Statistics and Probability — CXC CSEC Additional Mathematics Revision Notes

What you'll learn

Statistics and Probability forms a critical component of the CXC CSEC Additional Mathematics syllabus, accounting for approximately 15% of examination marks. This section covers descriptive statistics including measures of central tendency and dispersion, probability theory including conditional probability and tree diagrams, and the application of statistical methods to real-world Caribbean contexts.
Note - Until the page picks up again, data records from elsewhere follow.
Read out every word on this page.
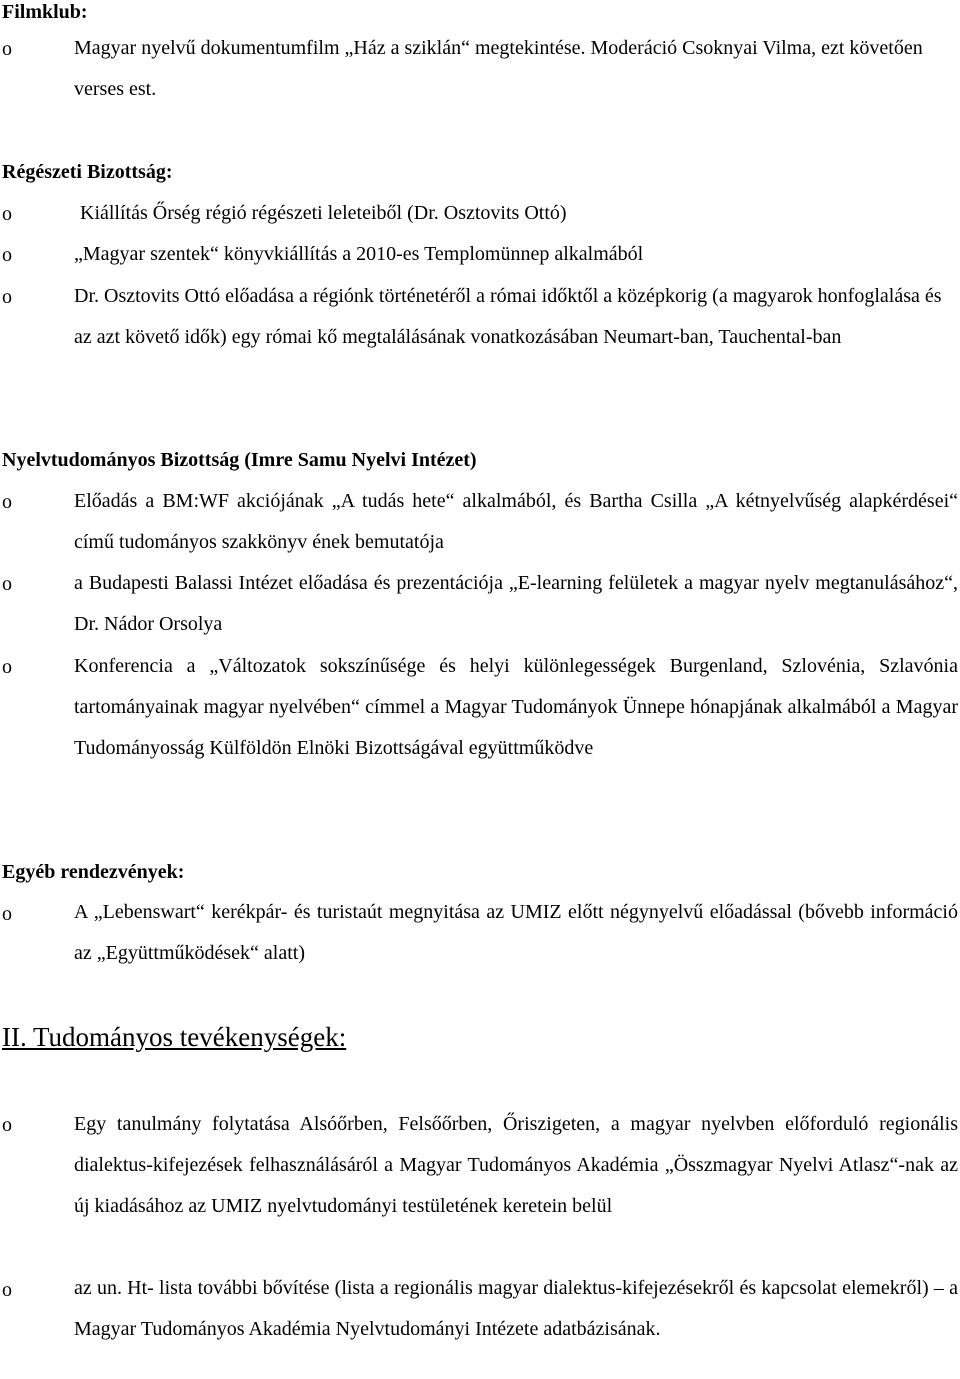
Filmklub:
o	Magyar nyelvű dokumentumfilm „Ház a sziklán“ megtekintése. Moderáció Csoknyai Vilma, ezt követően verses est.
Régészeti Bizottság:
o	Kiállítás Őrség régió régészeti leleteiből (Dr. Osztovits Ottó)
o	„Magyar szentek“ könyvkiállítás a 2010-es Templomünnep alkalmából
o	Dr. Osztovits Ottó előadása a régiónk történetéről a római időktől a középkorig (a magyarok honfoglalása és az azt követő idők) egy római kő megtalálásának vonatkozásában Neumart-ban, Tauchental-ban
Nyelvtudományos Bizottság (Imre Samu Nyelvi Intézet)
o	Előadás a BM:WF akciójának „A tudás hete“ alkalmából, és Bartha Csilla „A kétnyelvűség alapkérdései“ című tudományos szakkönyv ének bemutatója
o	a Budapesti Balassi Intézet előadása és prezentációja „E-learning felületek a magyar nyelv megtanulásához“, Dr. Nádor Orsolya
o	Konferencia a „Változatok sokszínűsége és helyi különlegességek Burgenland, Szlovénia, Szlavónia tartományainak magyar nyelvében“ címmel a Magyar Tudományok Ünnepe hónapjának alkalmából a Magyar Tudományosság Külföldön Elnöki Bizottságával együttműködve
Egyéb rendezvények:
o	A „Lebenswart“ kerékpár- és turistaút megnyitása az UMIZ előtt négynyelvű előadással (bővebb információ az „Együttműködések“ alatt)
II. Tudományos tevékenységek:
o	Egy tanulmány folytatása Alsóőrben, Felsőőrben, Őriszigeten, a magyar nyelvben előforduló regionális dialektus-kifejezések felhasználásáról a Magyar Tudományos Akadémia „Összmagyar Nyelvi Atlasz“-nak az új kiadásához az UMIZ nyelvtudományi testületének keretein belül
o	az un. Ht- lista további bővítése (lista a regionális magyar dialektus-kifejezésekről és kapcsolat elemekről) – a Magyar Tudományos Akadémia Nyelvtudományi Intézete adatbázisának.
Mastery of these concepts is essential for success in Paper 2 structured questions.

Key terms and definitions

Mean (μ or x̄) — the arithmetic average of a data set, calculated by summing all values and dividing by the number of observations.

Standard deviation (σ) — a measure of spread that quantifies how dispersed data values are from the mean, calculated as the square root of the variance.
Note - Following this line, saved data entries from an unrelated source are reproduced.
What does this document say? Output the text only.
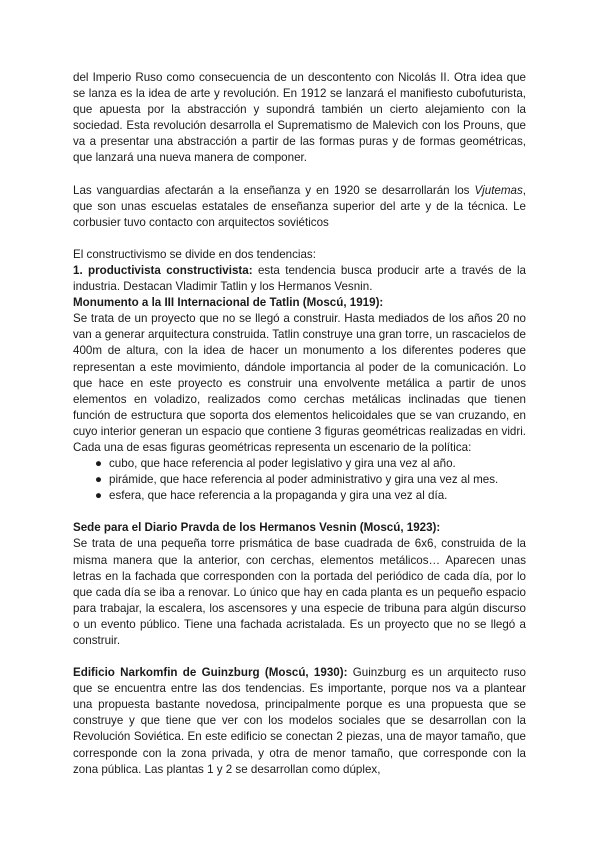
del Imperio Ruso como consecuencia de un descontento con Nicolás II. Otra idea que se lanza es la idea de arte y revolución. En 1912 se lanzará el manifiesto cubofuturista, que apuesta por la abstracción y supondrá también un cierto alejamiento con la sociedad. Esta revolución desarrolla el Suprematismo de Malevich con los Prouns, que va a presentar una abstracción a partir de las formas puras y de formas geométricas, que lanzará una nueva manera de componer.

Las vanguardias afectarán a la enseñanza y en 1920 se desarrollarán los Vjutemas, que son unas escuelas estatales de enseñanza superior del arte y de la técnica. Le corbusier tuvo contacto con arquitectos soviéticos

El constructivismo se divide en dos tendencias:

1. productivista constructivista: esta tendencia busca producir arte a través de la industria. Destacan Vladimir Tatlin y los Hermanos Vesnin.

Monumento a la III Internacional de Tatlin (Moscú, 1919):

Se trata de un proyecto que no se llegó a construir. Hasta mediados de los años 20 no van a generar arquitectura construida. Tatlin construye una gran torre, un rascacielos de 400m de altura, con la idea de hacer un monumento a los diferentes poderes que representan a este movimiento, dándole importancia al poder de la comunicación. Lo que hace en este proyecto es construir una envolvente metálica a partir de unos elementos en voladizo, realizados como cerchas metálicas inclinadas que tienen función de estructura que soporta dos elementos helicoidales que se van cruzando, en cuyo interior generan un espacio que contiene 3 figuras geométricas realizadas en vidri. Cada una de esas figuras geométricas representa un escenario de la política:

● cubo, que hace referencia al poder legislativo y gira una vez al año.
● pirámide, que hace referencia al poder administrativo y gira una vez al mes.
● esfera, que hace referencia a la propaganda y gira una vez al día.

Sede para el Diario Pravda de los Hermanos Vesnin (Moscú, 1923):

Se trata de una pequeña torre prismática de base cuadrada de 6x6, construida de la misma manera que la anterior, con cerchas, elementos metálicos… Aparecen unas letras en la fachada que corresponden con la portada del periódico de cada día, por lo que cada día se iba a renovar. Lo único que hay en cada planta es un pequeño espacio para trabajar, la escalera, los ascensores y una especie de tribuna para algún discurso o un evento público. Tiene una fachada acristalada. Es un proyecto que no se llegó a construir.

Edificio Narkomfin de Guinzburg (Moscú, 1930): Guinzburg es un arquitecto ruso que se encuentra entre las dos tendencias. Es importante, porque nos va a plantear una propuesta bastante novedosa, principalmente porque es una propuesta que se construye y que tiene que ver con los modelos sociales que se desarrollan con la Revolución Soviética. En este edificio se conectan 2 piezas, una de mayor tamaño, que corresponde con la zona privada, y otra de menor tamaño, que corresponde con la zona pública. Las plantas 1 y 2 se desarrollan como dúplex,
Probability — a numerical measure between 0 and 1 representing the likelihood of an event occurring, where 0 indicates impossibility and 1 indicates certainty.
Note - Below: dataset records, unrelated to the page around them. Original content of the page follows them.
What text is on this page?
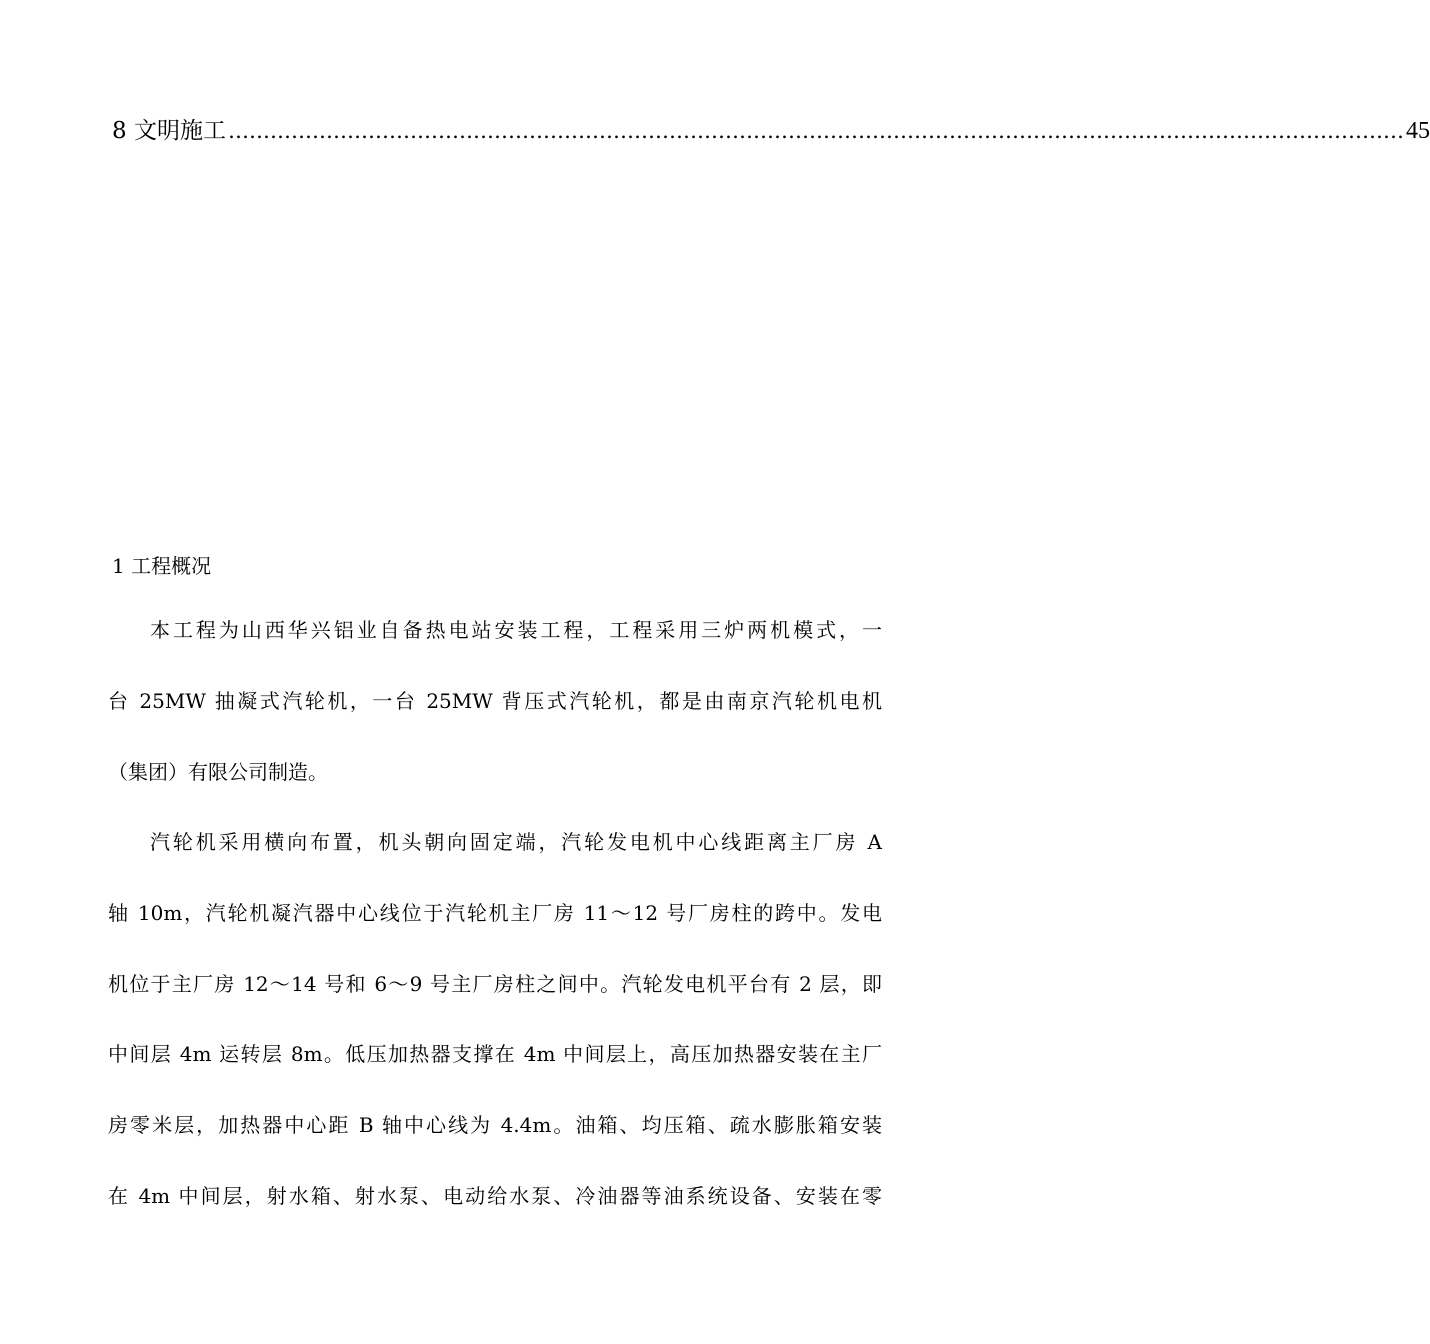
8 文明施工 …………………………………………………………………………………………………………………………………………………… 45
1 工程概况
本工程为山西华兴铝业自备热电站安装工程，工程采用三炉两机模式，一
台 25MW 抽凝式汽轮机，一台 25MW 背压式汽轮机，都是由南京汽轮机电机
（集团）有限公司制造。
汽轮机采用横向布置，机头朝向固定端，汽轮发电机中心线距离主厂房 A
轴 10m，汽轮机凝汽器中心线位于汽轮机主厂房 11～12 号厂房柱的跨中。发电
机位于主厂房 12～14 号和 6～9 号主厂房柱之间中。汽轮发电机平台有 2 层，即
中间层 4m 运转层 8m。低压加热器支撑在 4m 中间层上，高压加热器安装在主厂
房零米层，加热器中心距 B 轴中心线为 4.4m。油箱、均压箱、疏水膨胀箱安装
在 4m 中间层，射水箱、射水泵、电动给水泵、冷油器等油系统设备、安装在零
Conditional probability P(A|B) — the probability of event A occurring given that event B has already occurred, calculated as P(A∩B)/P(B).

Mutually exclusive events — events that cannot occur simultaneously; if A and B are mutually exclusive, then P(A∩B) = 0.

Independent events — events where the occurrence of one does not affect the probability of the other; if A and B are independent, then P(A∩B) = P(A) × P(B).

Quartiles — values that divide an ordered data set into four equal parts: Q₁ (lower quartile), Q₂ (median), and Q₃ (upper quartile).

Interquartile range (IQR) — a measure of spread calculated as Q₃ - Q₁, representing the range of the middle 50% of the data.

Core concepts

Measures of central tendency

The mean is the most commonly used measure of central tendency. For ungrouped data with n values:

x̄ = (Σx)/n

For grouped data with class frequencies:

x̄ = (Σfx)/Σf

where x represents the class midpoint and f represents the frequency.

The median is the middle value when data is arranged in order. For n values:

If n is odd: median is the ((n+1)/2)th value
If n is even: median is the average of the (n/2)th and (n/2 + 1)th values

For grouped data, use the formula:

Median = L + ((n/2 - F)/f) × c

where L is the lower boundary of the median class, F is the cumulative frequency before the median class, f is the frequency of the median class, and c is the class width.

The mode is the most frequently occurring value. In grouped data, the modal class has the highest frequency.

Measures of dispersion

Range is the simplest measure: Range = highest value - lowest value

Variance (σ²) measures average squared deviation from the mean:

σ² = (Σ(x - x̄)²)/n or the computational formula: σ² = (Σx²)/n - x̄²

For grouped data: σ² = (Σfx²)/(Σf) - x̄²

Standard deviation is the square root of variance:

σ = √variance

A larger standard deviation indicates greater spread in the data.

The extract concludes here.